GM Strikes and Supply Chain Monitoring
The United Auto Workers’ (UAW) strike against General Motors continues. Pressure mounts on GM to make a deal as their stock plummets by more than 10% and vehicle production has ceased at their major manufacturing plant sites.
Orbital Insight looked into the impact of these disruptions — using the GO platform and its geolocation algorithm — to determine the number of employees at GM’s main facilities. And as suspected, foot traffic was at an all-time low (numbers you’d only see at Christmas). In a matter of minutes, we were also able to identify the timeline of the impact and length of those disruptions.
Remarkably, even GM’s partners, like American Axle, were massively impacted — since they had to lay off their workers as the demand slowed for making parts for GM cars and trucks. You can see at their plant at Three Rivers, how the same downward trend in foot traffic applies.

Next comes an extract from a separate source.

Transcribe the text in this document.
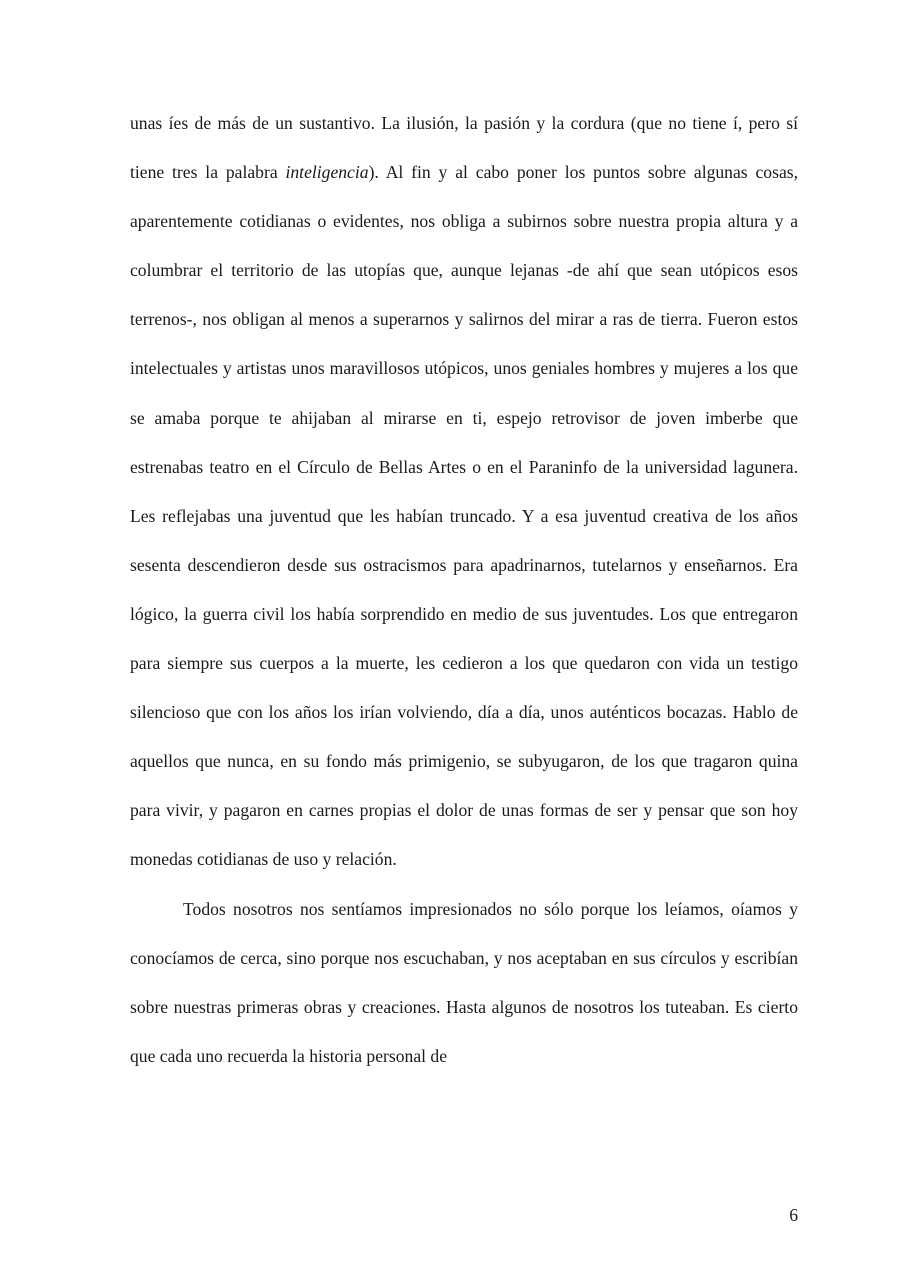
unas íes de más de un sustantivo. La ilusión, la pasión y la cordura (que no tiene í, pero sí tiene tres la palabra inteligencia). Al fin y al cabo poner los puntos sobre algunas cosas, aparentemente cotidianas o evidentes, nos obliga a subirnos sobre nuestra propia altura y a columbrar el territorio de las utopías que, aunque lejanas -de ahí que sean utópicos esos terrenos-, nos obligan al menos a superarnos y salirnos del mirar a ras de tierra. Fueron estos intelectuales y artistas unos maravillosos utópicos, unos geniales hombres y mujeres a los que se amaba porque te ahijaban al mirarse en ti, espejo retrovisor de joven imberbe que estrenabas teatro en el Círculo de Bellas Artes o en el Paraninfo de la universidad lagunera. Les reflejabas una juventud que les habían truncado. Y a esa juventud creativa de los años sesenta descendieron desde sus ostracismos para apadrinarnos, tutelarnos y enseñarnos. Era lógico, la guerra civil los había sorprendido en medio de sus juventudes. Los que entregaron para siempre sus cuerpos a la muerte, les cedieron a los que quedaron con vida un testigo silencioso que con los años los irían volviendo, día a día, unos auténticos bocazas. Hablo de aquellos que nunca, en su fondo más primigenio, se subyugaron, de los que tragaron quina para vivir, y pagaron en carnes propias el dolor de unas formas de ser y pensar que son hoy monedas cotidianas de uso y relación.

Todos nosotros nos sentíamos impresionados no sólo porque los leíamos, oíamos y conocíamos de cerca, sino porque nos escuchaban, y nos aceptaban en sus círculos y escribían sobre nuestras primeras obras y creaciones. Hasta algunos de nosotros los tuteaban. Es cierto que cada uno recuerda la historia personal de

6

This leads us to believe that the strikes have had a massive ripple effect across GM’s supply chain, from parts manufacturers, service and repair, shipment companies, affecting a large number of jobs — exactly the opposite of UAW’s intention — to increase fare wages and keep jobs in America.
While GM has enough inventory to wait out the strike for several months, dragging out the contract negotiations may take an unnecessary toll on the economy and US car companies’ global competitiveness. In the meantime, we’ll be monitoring how long it will take American Axle and other important partners to recover should the strike diminish.